Morel and Prieur (1977) have used Crater Lake as an example of Case 1 natural water in their ocean classification scheme on the basis of autochthonous control of transparency. One indication of the oceanic nature of Crater Lake is the convergence of Kd spectra in Figure 3 and model Kd (not shown) calculated from the bio-optical model of Morel and Maritorena (2001). After increasing their values for Kwater slightly (4.5%) to match the measured Kd at longer wavelengths not affected by phytoplankton, it was possible to fit each curve in Figure 3 with a calculated Kd spectrum from 350–550 nm by adjusting a hypothetical chlorophyll-a value from which the model calculates Kd. On 20 August 2001 these fitted values for different depths ranged from 0.03–0.33 mg m-3 chlorophyll-a and compared well with chlorophyll-a concentrations estimated from particulate absorption at 675 nm (Figure 12A), which ranged from 0.04–0.38 mg m-3 using a specific absorption coefficient at 675 nm of 0.04 m-1 per mg m-3. For chlorophyll-a measurements from samples collected on 14 August 2001 and 11 September 2001 (chlorophyll-a extracted from 0.45 micron filters) the concentration of chlorophyll-a in the 0–30 m range of depths was 0.014 mg m-3 and the value near the DCM was 0.12 mg m-3.
Seasonal and interannual variations in radiometer-derived Kd,320 and Kd,380 (Figures 7A and 7B) were small but significant during the period 1996–2002 but few UV measurements are available from earlier years. The first Crater Lake UV measurement (August 1964) used an experimental instrument to characterize spectral horizontal radiance reflectance, 400–700 nm (Tyler 1965). Although the spectrum was clearly related (inversely) to absorption in the upper meter of the water column, it is difficult to compare because of the unconventional approach. Measurements in August 1966 of upwelling and downwelling spectral irradiance to 25 m from 360–700 nm were more useful (Smith & Tyler, 1967; Tyler & Smith, 1970). When we recomputed Kd from reported Ed values at 0, 5, 15, and 25 m we discovered substantial noise in the blue and UV wavelengths but used an exponential model (Bricaud et al., 1981) to estimate Kd at 380 nm from wavelengths 360–390 nm (depth-averaged Kd using 5–15 and 15–25 m Ed data pairs) and then adjusted for shallow depths using the relationship in Figure 5 to compare with Kd averaged over 0–40 m (Figure 12). After these adjustments the values were still historically at the low end of observed Kd suggesting that Crater Lake was extremely clear during the 1960s. The data collected in August 1969 included upwelling and downwelling spectral irradiance to 99 m over 360–700 nm (Smith et al., 1973) but no tables were provided; values were estimated from published graphs and showed that Crater Lake was similar in transparency to the average of the recent period (1996–2002). For both 1966 and 1969 the values for Kd,320 were not measured but were estimated from measured Kd,380 using the average relationship in Figure 6.

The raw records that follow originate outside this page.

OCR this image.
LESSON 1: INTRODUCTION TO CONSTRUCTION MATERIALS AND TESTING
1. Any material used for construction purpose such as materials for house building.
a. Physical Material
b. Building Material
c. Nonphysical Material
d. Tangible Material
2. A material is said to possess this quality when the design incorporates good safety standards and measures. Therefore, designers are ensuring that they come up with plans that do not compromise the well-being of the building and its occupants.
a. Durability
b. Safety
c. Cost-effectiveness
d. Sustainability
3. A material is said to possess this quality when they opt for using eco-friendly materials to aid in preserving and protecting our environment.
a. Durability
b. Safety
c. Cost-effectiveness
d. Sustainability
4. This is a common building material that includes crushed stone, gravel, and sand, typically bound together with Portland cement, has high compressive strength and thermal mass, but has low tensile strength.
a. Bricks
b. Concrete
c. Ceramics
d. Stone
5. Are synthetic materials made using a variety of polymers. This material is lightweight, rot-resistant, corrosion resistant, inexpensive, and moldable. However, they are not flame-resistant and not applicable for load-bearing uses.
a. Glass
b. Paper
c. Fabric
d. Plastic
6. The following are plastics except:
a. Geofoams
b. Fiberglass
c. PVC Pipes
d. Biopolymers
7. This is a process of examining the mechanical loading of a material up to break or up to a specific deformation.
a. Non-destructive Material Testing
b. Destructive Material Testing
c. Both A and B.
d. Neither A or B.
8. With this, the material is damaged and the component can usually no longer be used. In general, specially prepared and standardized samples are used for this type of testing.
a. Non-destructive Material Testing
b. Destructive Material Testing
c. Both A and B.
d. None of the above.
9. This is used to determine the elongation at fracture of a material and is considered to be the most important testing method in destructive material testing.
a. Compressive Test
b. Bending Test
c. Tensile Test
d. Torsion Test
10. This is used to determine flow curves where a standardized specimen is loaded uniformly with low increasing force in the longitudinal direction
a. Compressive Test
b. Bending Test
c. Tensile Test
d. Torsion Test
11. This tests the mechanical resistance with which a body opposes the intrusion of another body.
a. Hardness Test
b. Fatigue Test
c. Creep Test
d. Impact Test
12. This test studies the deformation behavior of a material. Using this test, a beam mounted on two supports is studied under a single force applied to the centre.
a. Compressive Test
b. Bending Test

Larson et al. (1996a) discussed determinants of visual clarity in Crater Lake, primarily phytoplankton and abiotic particles (storm-related suspended mineral sediments). Only a few other cases of phytoplankton influencing UV attenuation in clear lakes have been reported (e.g. Sommaruga 2001). While we have argued above that phytoplankton control attenuation during dry periods (see Figures 10B, 11A, 12A), there probably exists a contribution to Kd from suspended allochthonous particles (mineral particles and pollen) at all times (Morel & Prieur, 1977). This contribution may vary in response to wind, turbulence, and proximity to shore. Even without the uncertain contribution of suspended minerals, chlorophyll-a is not a perfect predictor of UV attenuation if phytoplankton vary in their composition of accessory pigments and MAAs. The additional contribution of CDOM produced by phytoplankton requires more investigation given the observation of Boss et al. (this issue) that CDOM increases with depth and during the summer. The possible impact of fires on UV transparency has not been addressed but fires could influence Kd,UV directly (smoke particles entering the water) and indirectly (e.g. influencing turbidity and nutrients in runoff).